The cries of the mob became more distinct as they drew nearer to the party, who began to evince some uneasiness as to their object.

"Surely," said Marchdale, "Mr. Chillingworth has not named anything respecting the duel that has taken place."

"No, no."

"But he was to have been here this morning," said the admiral. "I understood he was to be here in his own character of a surgeon, and yet I have not seen him; have any of you?"

"No," said Henry.

"Then here he comes in the character of conservator of the public peace," said Varney, coldly; "however, I believe that his errand will be useless since the affair is, I presume, concluded."

"Down with the vampyre!"

"Eh!" said the admiral, "eh, what's that, eh? What did they say?"

"If you'll listen they'll tell you soon enough, I'll warrant."

"May be they will, and yet I'd like to know now."

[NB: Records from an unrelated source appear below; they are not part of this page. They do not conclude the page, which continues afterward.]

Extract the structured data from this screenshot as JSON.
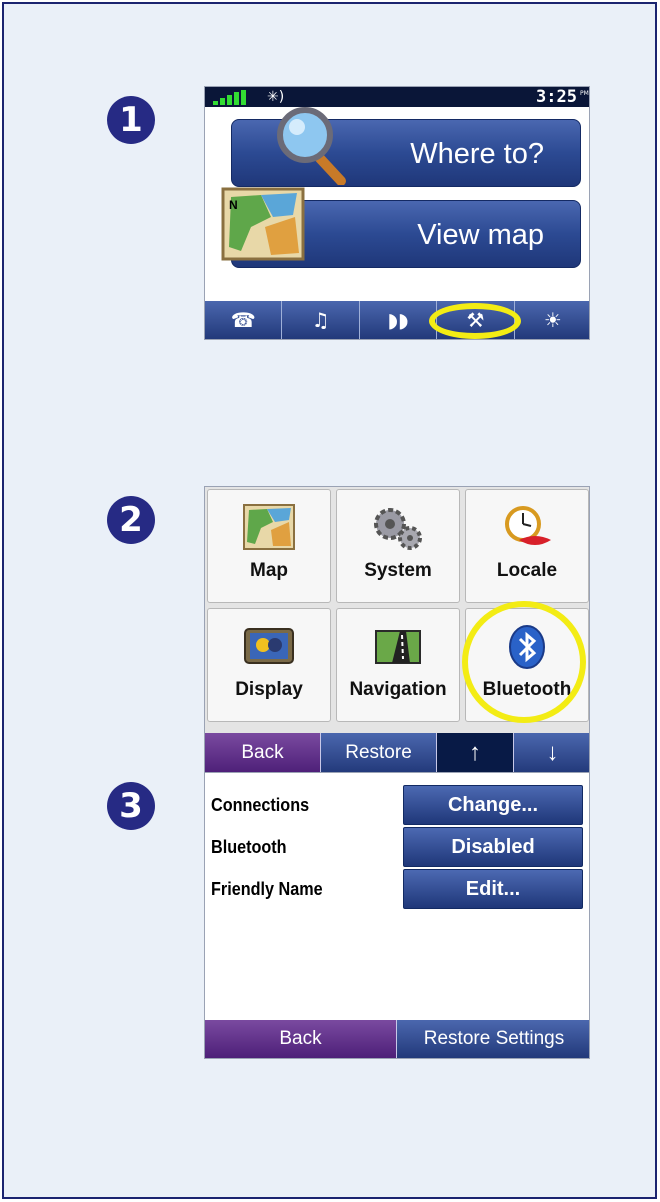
{
  "steps": [
    "1",
    "2",
    "3"
  ],
  "screen1": {
    "bluetooth_status": "✳)",
    "time": "3:25",
    "ampm": "PM",
    "where_to_label": "Where to?",
    "view_map_label": "View map",
    "toolbar": [
      {
        "name": "phone-icon",
        "glyph": "☎"
      },
      {
        "name": "music-icon",
        "glyph": "♫"
      },
      {
        "name": "traffic-icon",
        "glyph": "◗◗"
      },
      {
        "name": "wrench-icon",
        "glyph": "⚒"
      },
      {
        "name": "brightness-icon",
        "glyph": "☀"
      }
    ]
  },
  "screen2": {
    "tiles": [
      {
        "label": "Map",
        "icon": "map-icon"
      },
      {
        "label": "System",
        "icon": "gears-icon"
      },
      {
        "label": "Locale",
        "icon": "clock-icon"
      },
      {
        "label": "Display",
        "icon": "display-icon"
      },
      {
        "label": "Navigation",
        "icon": "road-icon"
      },
      {
        "label": "Bluetooth",
        "icon": "bluetooth-icon"
      }
    ],
    "back_label": "Back",
    "restore_label": "Restore",
    "up_glyph": "🡅",
    "down_glyph": "🡇"
  },
  "screen3": {
    "rows": [
      {
        "label": "Connections",
        "button": "Change..."
      },
      {
        "label": "Bluetooth",
        "button": "Disabled"
      },
      {
        "label": "Friendly Name",
        "button": "Edit..."
      }
    ],
    "back_label": "Back",
    "restore_settings_label": "Restore Settings"
  },
  "colors": {
    "page_bg": "#eaf0f8",
    "page_border": "#1b2470",
    "button_blue": "#2c4a93",
    "back_purple": "#5a2b86",
    "highlight_yellow": "#f3ec14"
  }
}
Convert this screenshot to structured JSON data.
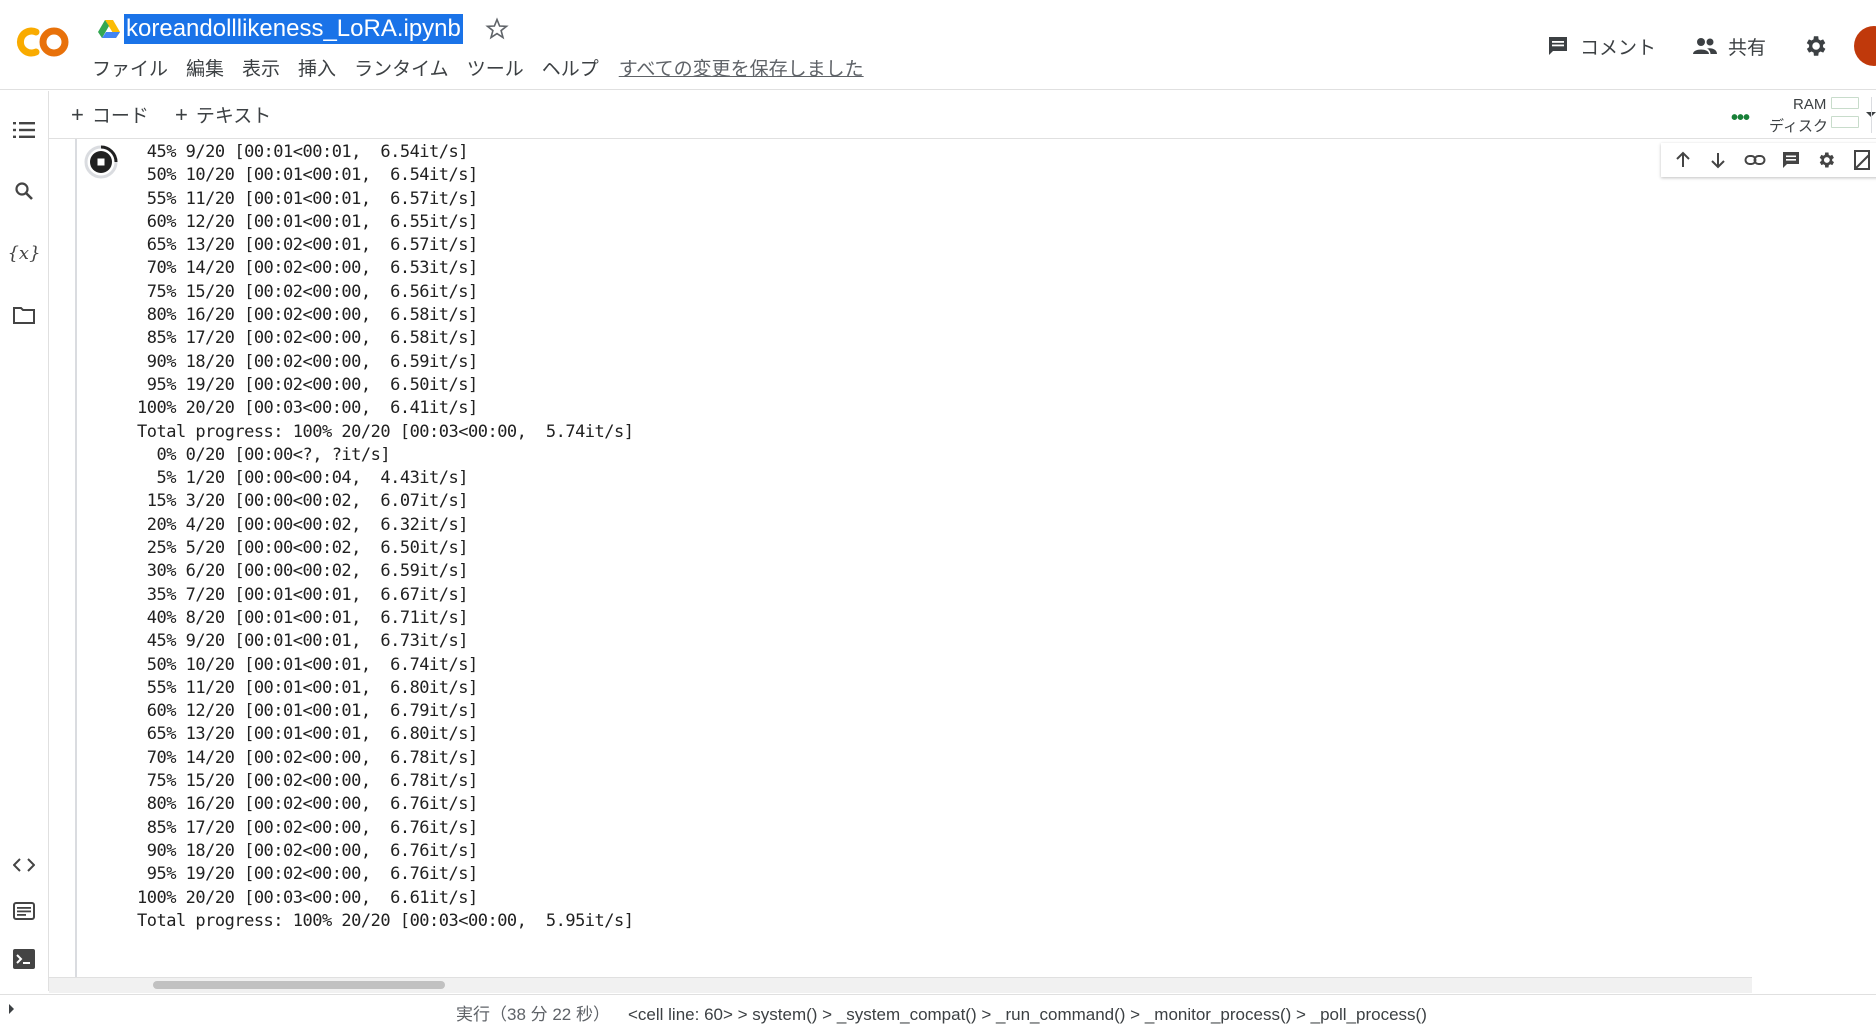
{
  "header": {
    "notebook_title": "koreandolllikeness_LoRA.ipynb",
    "menu": [
      "ファイル",
      "編集",
      "表示",
      "挿入",
      "ランタイム",
      "ツール",
      "ヘルプ"
    ],
    "save_status": "すべての変更を保存しました",
    "comment_label": "コメント",
    "share_label": "共有"
  },
  "toolbar": {
    "add_code": "コード",
    "add_text": "テキスト",
    "ram_label": "RAM",
    "disk_label": "ディスク"
  },
  "colors": {
    "accent": "#1a73e8",
    "logo_orange": "#f9ab00",
    "logo_dark_orange": "#e8710a",
    "avatar": "#c0390b",
    "connected_green": "#188038"
  },
  "output_lines": [
    " 45% 9/20 [00:01<00:01,  6.54it/s]",
    " 50% 10/20 [00:01<00:01,  6.54it/s]",
    " 55% 11/20 [00:01<00:01,  6.57it/s]",
    " 60% 12/20 [00:01<00:01,  6.55it/s]",
    " 65% 13/20 [00:02<00:01,  6.57it/s]",
    " 70% 14/20 [00:02<00:00,  6.53it/s]",
    " 75% 15/20 [00:02<00:00,  6.56it/s]",
    " 80% 16/20 [00:02<00:00,  6.58it/s]",
    " 85% 17/20 [00:02<00:00,  6.58it/s]",
    " 90% 18/20 [00:02<00:00,  6.59it/s]",
    " 95% 19/20 [00:02<00:00,  6.50it/s]",
    "100% 20/20 [00:03<00:00,  6.41it/s]",
    "Total progress: 100% 20/20 [00:03<00:00,  5.74it/s]",
    "  0% 0/20 [00:00<?, ?it/s]",
    "  5% 1/20 [00:00<00:04,  4.43it/s]",
    " 15% 3/20 [00:00<00:02,  6.07it/s]",
    " 20% 4/20 [00:00<00:02,  6.32it/s]",
    " 25% 5/20 [00:00<00:02,  6.50it/s]",
    " 30% 6/20 [00:00<00:02,  6.59it/s]",
    " 35% 7/20 [00:01<00:01,  6.67it/s]",
    " 40% 8/20 [00:01<00:01,  6.71it/s]",
    " 45% 9/20 [00:01<00:01,  6.73it/s]",
    " 50% 10/20 [00:01<00:01,  6.74it/s]",
    " 55% 11/20 [00:01<00:01,  6.80it/s]",
    " 60% 12/20 [00:01<00:01,  6.79it/s]",
    " 65% 13/20 [00:01<00:01,  6.80it/s]",
    " 70% 14/20 [00:02<00:00,  6.78it/s]",
    " 75% 15/20 [00:02<00:00,  6.78it/s]",
    " 80% 16/20 [00:02<00:00,  6.76it/s]",
    " 85% 17/20 [00:02<00:00,  6.76it/s]",
    " 90% 18/20 [00:02<00:00,  6.76it/s]",
    " 95% 19/20 [00:02<00:00,  6.76it/s]",
    "100% 20/20 [00:03<00:00,  6.61it/s]",
    "Total progress: 100% 20/20 [00:03<00:00,  5.95it/s]"
  ],
  "statusbar": {
    "exec_label": "実行（38 分 22 秒）",
    "trace": "<cell line: 60> > system() > _system_compat() > _run_command() > _monitor_process() > _poll_process()"
  },
  "icons": {
    "rail": [
      "toc-icon",
      "search-icon",
      "variables-icon",
      "folder-icon",
      "code-snippets-icon",
      "command-palette-icon",
      "terminal-icon"
    ],
    "cell_toolbar": [
      "move-up-icon",
      "move-down-icon",
      "link-icon",
      "comment-icon",
      "settings-icon",
      "mirror-cell-icon",
      "delete-icon"
    ]
  }
}
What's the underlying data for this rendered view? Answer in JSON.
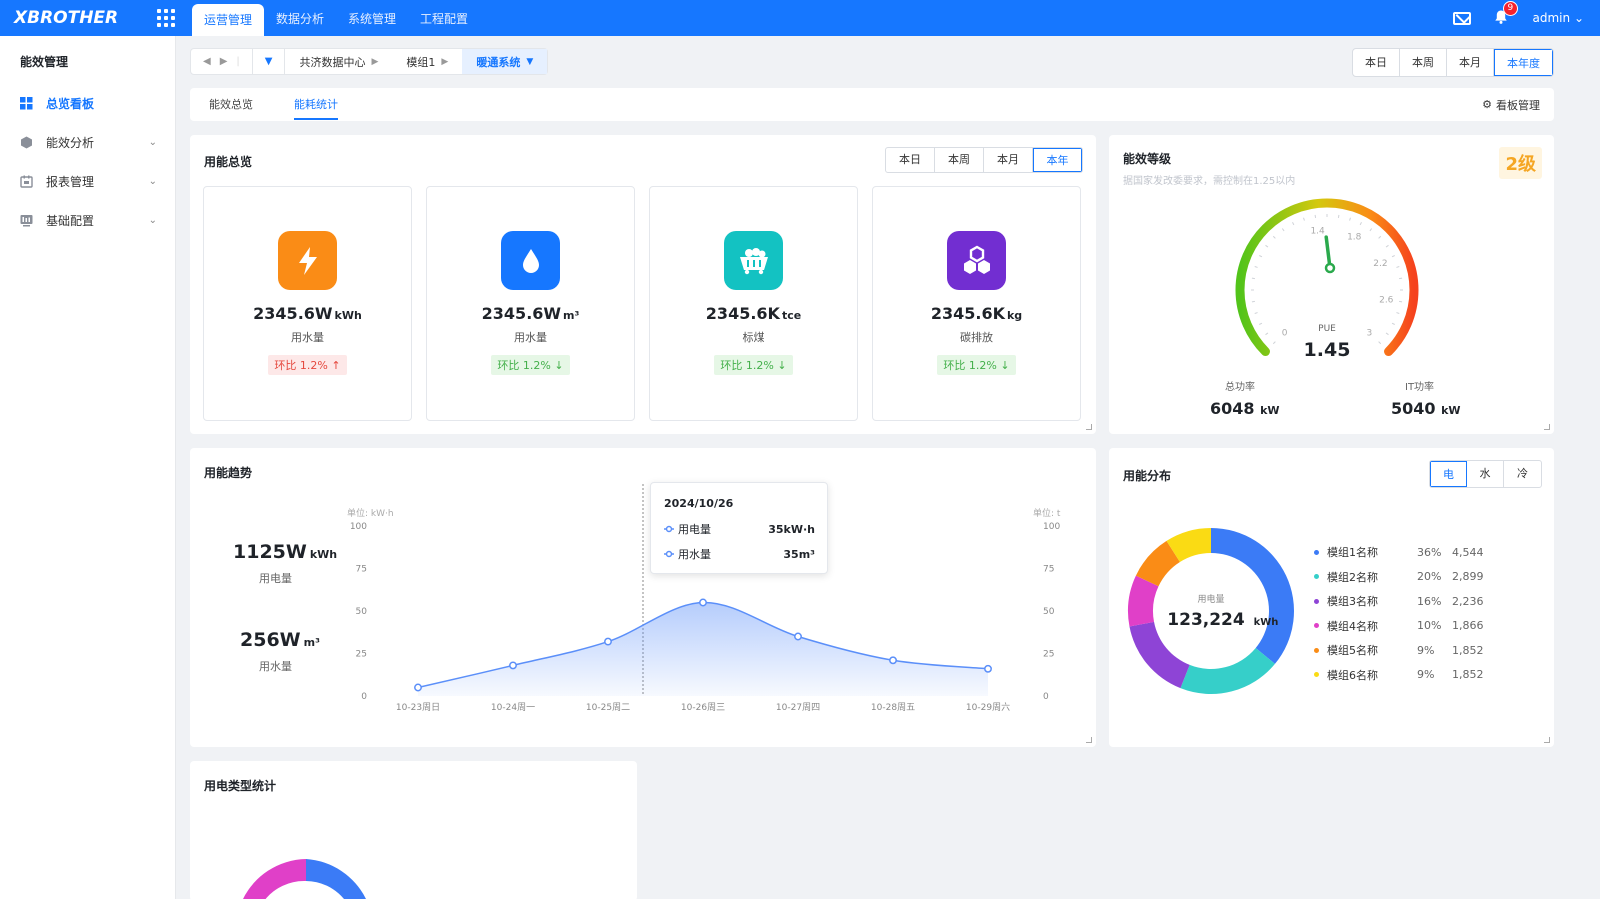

Sir Francis Varney looked significantly at Marchdale, and then waited with downcast eyes for the repetition of the words.

"Down with the vampyre!" resounded on all sides from the people who came rapidly towards them, and converging towards a centre. "Burn, destroy, and kill the vampyre! No vampyre; burn him out; down with him; kill him!"

It turns out that Chillingworth told his wife about all the stuff that’s been going on and she, being (shudder, patronize, sneer) a woman, immediately ran out and told all her friends OMG A VAMPYRE, so the pitchfork-and-torch brigade is out in force.

Can you remember why this makes no sense? Allow me to refresh your memory, way back in the chapter where we meet the admiral and Jack:

But nowhere was gossiping carried on upon the subject with more systematic fervour than at an inn called the Nelson's Arms, which was in the high street of the nearest market town to the Hall.

There, it seemed as if the lovers of the horrible made a point of holding their headquarters, and so thirsty did the numerous discussions make the guests, that the landlord was heard to declare that he, from his heart, really considered a vampyre as very nearly equal to a contested election.



Rymer/Prest have clearly either forgotten what they’ve already written, don’t care that they’re contradicting themselves, or assume that the reader doesn’t notice or care, and I am salty about it. Meanwhile, back in the present, Varney legs it, which seems to me prudent, and also represents the first of many chase scenes, and Rymer/Prest do a bit of editorializing about how women are terrible, etcetera.

The entire goddamn duel scene, which took so long to set up and involved so many lengthy conversations, is over in a matter of minutes and we’re immediately into a completely different part of the narrative, in which Varney’s activities are constantly being interrupted because of angry mobs; it puts a real damper on his ability to wander around and creep on people in the dark. We will see, as the story continues, that this is his base model of behavior: arrive in location as mysterious nobleman of some description, settle on a nubile young victim, creep like a creepy creeper, get exposed as THE VAMPYRE, run away and find somewhere else to start all over again. He doesn’t learn, does Varney the Vampyre. It’s frustrating, and also kind of hilarious.